Konfeksiyon yan sanayi sektörü, yaklaşık 5 bin firmanın üretim yaptığı ve maliyetler nedeniyle zorlu günler geçirdiği bir dönemde, KOSGEB tarafından sağlanan desteklerin tüm sektör geneline yayılmasını talep ediyor. Sektör, hazır giyim ana sanayi ihracatındaki daralma ve ithal ürün baskısı nedeniyle pazar kaybı yaşıyor.
Konfeksiyon yan sanayi, istihdamın korunması için KOSGEB desteklerinin tüm sektöre yayılmasını istiyor. KOBİ tanımına uymayan firmalar, bu destekten yararlanamıyor. KYSD Başkanı Murat Özpehlivan, “Tanımın sınırında olanlar arada kalıyor” diyerek, desteklerin KOBİ özeline sıkıştırılmaktansa tüm sektörü kapsayan bir mekanizma oluşturulmasının daha adil olacağını belirtti.
250 kişiden az çalışanı olan ve yıllık net satış hasılatı 500 milyon TL’yi aşmayan işletmeler KOBİ olarak tanımlanıyor. Sektör, zor günleri atlatabilmek için KOBİ desteğinin işletme desteğine dönüşmesini talep ediyor. Bu durum, KOBİ tanımının dışında kalan firmalar için ciddi mağduriyetler yaratıyor.
Sektör, Uzakdoğu'dan gelen ithal ürünlerin baskısıyla karşı karşıya. Özpehlivan, “İthal ürünlere karşı korunmamız gerekiyor” diyerek, yerli üretimin desteklenmesi gerektiğini vurguladı. Konfeksiyon yan sanayi, hazır giyim başta olmak üzere birçok sektöre kritik girdiler üretiyor ve bu durum, yerli üretimin önemini artırıyor.

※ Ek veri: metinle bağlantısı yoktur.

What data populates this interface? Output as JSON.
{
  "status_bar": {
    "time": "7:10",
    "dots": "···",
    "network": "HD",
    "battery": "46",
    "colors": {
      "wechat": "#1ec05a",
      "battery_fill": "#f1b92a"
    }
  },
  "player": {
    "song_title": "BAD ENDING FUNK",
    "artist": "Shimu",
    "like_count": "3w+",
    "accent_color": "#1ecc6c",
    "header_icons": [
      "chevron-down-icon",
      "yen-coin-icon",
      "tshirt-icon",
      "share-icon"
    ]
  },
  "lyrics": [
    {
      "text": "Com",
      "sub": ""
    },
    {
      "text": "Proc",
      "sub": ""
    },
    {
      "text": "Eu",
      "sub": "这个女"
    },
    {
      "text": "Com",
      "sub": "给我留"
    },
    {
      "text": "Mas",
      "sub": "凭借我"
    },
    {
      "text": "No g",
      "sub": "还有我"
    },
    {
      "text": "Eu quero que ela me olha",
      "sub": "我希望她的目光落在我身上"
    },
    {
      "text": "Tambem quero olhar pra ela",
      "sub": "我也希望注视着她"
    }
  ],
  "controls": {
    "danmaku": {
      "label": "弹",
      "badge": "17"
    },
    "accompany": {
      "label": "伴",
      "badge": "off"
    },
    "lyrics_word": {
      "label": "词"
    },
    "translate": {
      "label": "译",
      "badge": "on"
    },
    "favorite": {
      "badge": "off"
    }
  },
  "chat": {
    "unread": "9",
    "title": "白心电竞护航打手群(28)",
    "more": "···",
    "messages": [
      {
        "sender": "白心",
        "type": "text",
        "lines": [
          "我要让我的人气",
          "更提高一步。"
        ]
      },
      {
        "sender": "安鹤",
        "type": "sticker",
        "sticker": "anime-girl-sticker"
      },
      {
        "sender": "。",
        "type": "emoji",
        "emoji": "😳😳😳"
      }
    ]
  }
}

Özpehlivan, “Ülkemizin 20 milyar dolara yaklaşan hazır giyim ihracatında, hazır giyim markalarının dünyaya açılmasında en büyük katkıyı sağlayan sektörlerden biriyiz” dedi. İthal ürünlerin haksız rekabet oluşturmasını önlemek için Ticaret Bakanlığı'na talepler iletildi. Bu taleplerin hızlıca değerlendirilmesi gerektiği ifade edildi.
2025 yılının ilk üç aylık verilerine göre, sektörde üretimde keskin bir daralma yaşanıyor. Özpehlivan, “Bu kan kaybı ne yazık ki bizlere de atıl kapasite olarak yansıyor” dedi. 2021-2022 yıllarında yapılan bina ve makine yatırımları, bugün kapasite boşluğunun en önemli sebeplerinden biri olarak gösteriliyor.

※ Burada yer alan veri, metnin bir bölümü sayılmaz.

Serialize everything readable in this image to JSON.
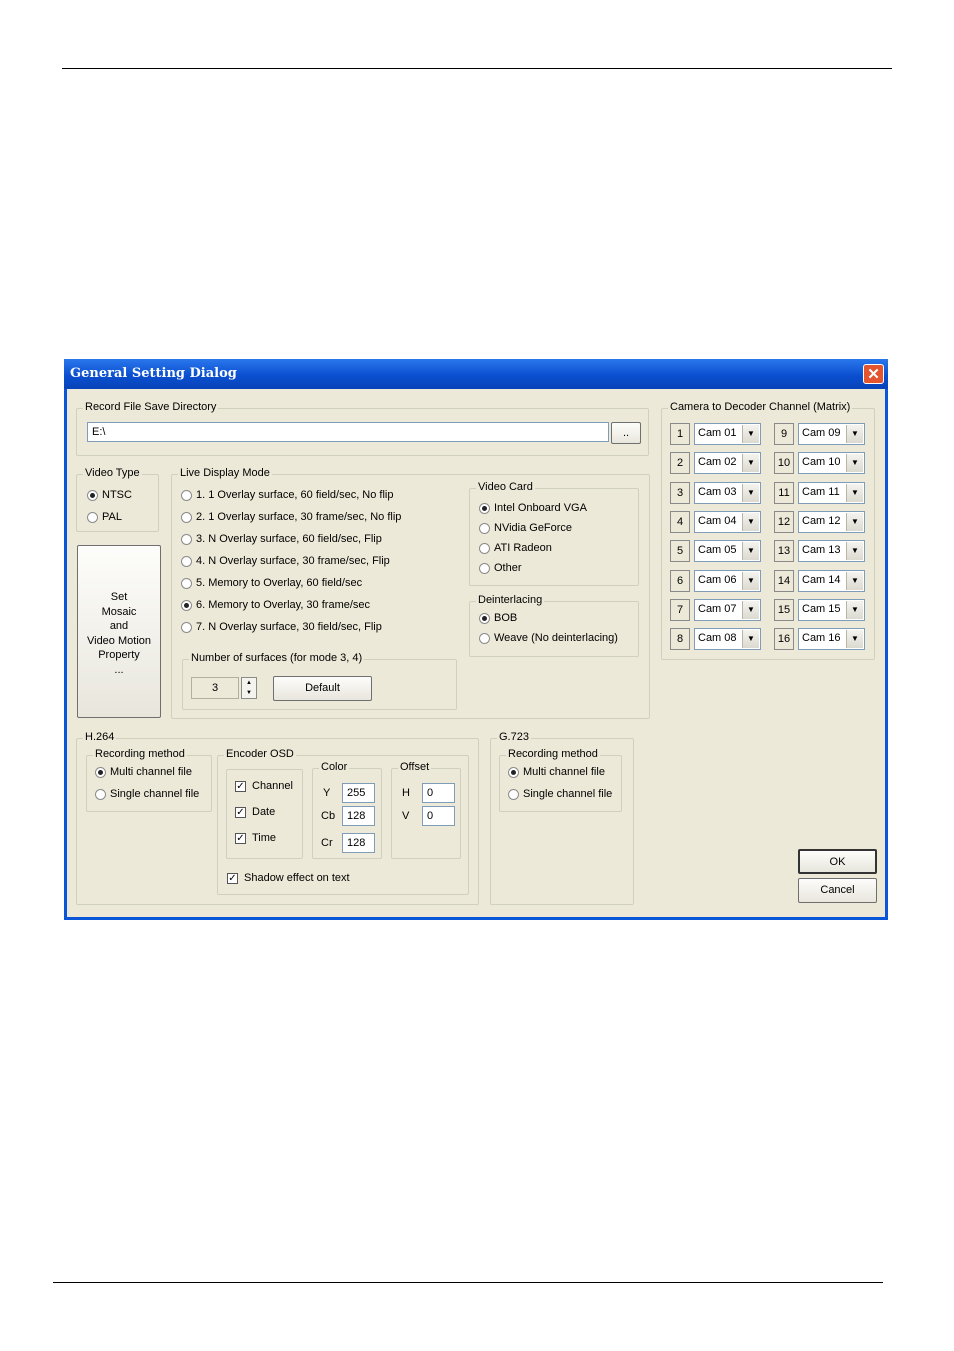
{
  "dialog": {
    "title": "General Setting Dialog",
    "close_glyph": "✕",
    "record_dir": {
      "legend": "Record File Save Directory",
      "value": "E:\\",
      "browse_label": ".."
    },
    "video_type": {
      "legend": "Video Type",
      "options": [
        "NTSC",
        "PAL"
      ],
      "selected": 0
    },
    "mosaic_button": {
      "lines": [
        "Set",
        "Mosaic",
        "and",
        "Video Motion",
        "Property",
        "..."
      ]
    },
    "live_display_mode": {
      "legend": "Live Display Mode",
      "options": [
        "1. 1 Overlay surface, 60 field/sec, No flip",
        "2. 1 Overlay surface, 30 frame/sec, No flip",
        "3. N Overlay surface, 60 field/sec, Flip",
        "4. N Overlay surface, 30 frame/sec, Flip",
        "5. Memory to Overlay, 60 field/sec",
        "6. Memory to Overlay, 30 frame/sec",
        "7. N Overlay surface, 30 field/sec, Flip"
      ],
      "selected": 5,
      "surfaces": {
        "legend": "Number of surfaces (for mode 3, 4)",
        "value": "3",
        "default_label": "Default"
      }
    },
    "video_card": {
      "legend": "Video Card",
      "options": [
        "Intel Onboard VGA",
        "NVidia GeForce",
        "ATI Radeon",
        "Other"
      ],
      "selected": 0
    },
    "deinterlacing": {
      "legend": "Deinterlacing",
      "options": [
        "BOB",
        "Weave (No deinterlacing)"
      ],
      "selected": 0
    },
    "matrix": {
      "legend": "Camera to Decoder Channel (Matrix)",
      "left": [
        {
          "num": "1",
          "cam": "Cam 01"
        },
        {
          "num": "2",
          "cam": "Cam 02"
        },
        {
          "num": "3",
          "cam": "Cam 03"
        },
        {
          "num": "4",
          "cam": "Cam 04"
        },
        {
          "num": "5",
          "cam": "Cam 05"
        },
        {
          "num": "6",
          "cam": "Cam 06"
        },
        {
          "num": "7",
          "cam": "Cam 07"
        },
        {
          "num": "8",
          "cam": "Cam 08"
        }
      ],
      "right": [
        {
          "num": "9",
          "cam": "Cam 09"
        },
        {
          "num": "10",
          "cam": "Cam 10"
        },
        {
          "num": "11",
          "cam": "Cam 11"
        },
        {
          "num": "12",
          "cam": "Cam 12"
        },
        {
          "num": "13",
          "cam": "Cam 13"
        },
        {
          "num": "14",
          "cam": "Cam 14"
        },
        {
          "num": "15",
          "cam": "Cam 15"
        },
        {
          "num": "16",
          "cam": "Cam 16"
        }
      ]
    },
    "h264": {
      "legend": "H.264",
      "recording": {
        "legend": "Recording method",
        "options": [
          "Multi channel file",
          "Single channel file"
        ],
        "selected": 0
      },
      "osd": {
        "legend": "Encoder OSD",
        "checks": [
          "Channel",
          "Date",
          "Time"
        ],
        "color": {
          "legend": "Color",
          "y_label": "Y",
          "y": "255",
          "cb_label": "Cb",
          "cb": "128",
          "cr_label": "Cr",
          "cr": "128"
        },
        "offset": {
          "legend": "Offset",
          "h_label": "H",
          "h": "0",
          "v_label": "V",
          "v": "0"
        },
        "shadow": "Shadow effect on text"
      }
    },
    "g723": {
      "legend": "G.723",
      "recording": {
        "legend": "Recording method",
        "options": [
          "Multi channel file",
          "Single channel file"
        ],
        "selected": 0
      }
    },
    "ok_label": "OK",
    "cancel_label": "Cancel",
    "check_glyph": "✓",
    "spin_up": "▲",
    "spin_down": "▼",
    "combo_arrow": "▼"
  }
}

Yüksek işçilik maliyetleri ve döviz kurlarındaki baskılar, sektörü zor durumda bırakıyor. Özpehlivan, “Acil önlem alınmazsa tüm sanayi dalları için büyük bir risk söz konusu” diyerek, yerli ürünlerin ikame edilmesi gerektiğini vurguladı. Bu durum, sektördeki firmaların küçülmesine ve bazı işletmelerin sektörden çekilmesine neden oluyor.
Merkez Bankası'nın son faiz artışı, sektörü daha da sıkıntılı bir duruma soktu. KYSD Başkanı Özpehlivan, “Yüksek faizlerle baş etmeye çalışan sanayicilerimiz, ilave maliyetlerle daha zorlu bir sürece girdi” dedi. Bu durum, kredi maliyetlerinin artmasına ve sanayicilerin finansal yüklerinin daha da ağırlaşmasına neden oluyor.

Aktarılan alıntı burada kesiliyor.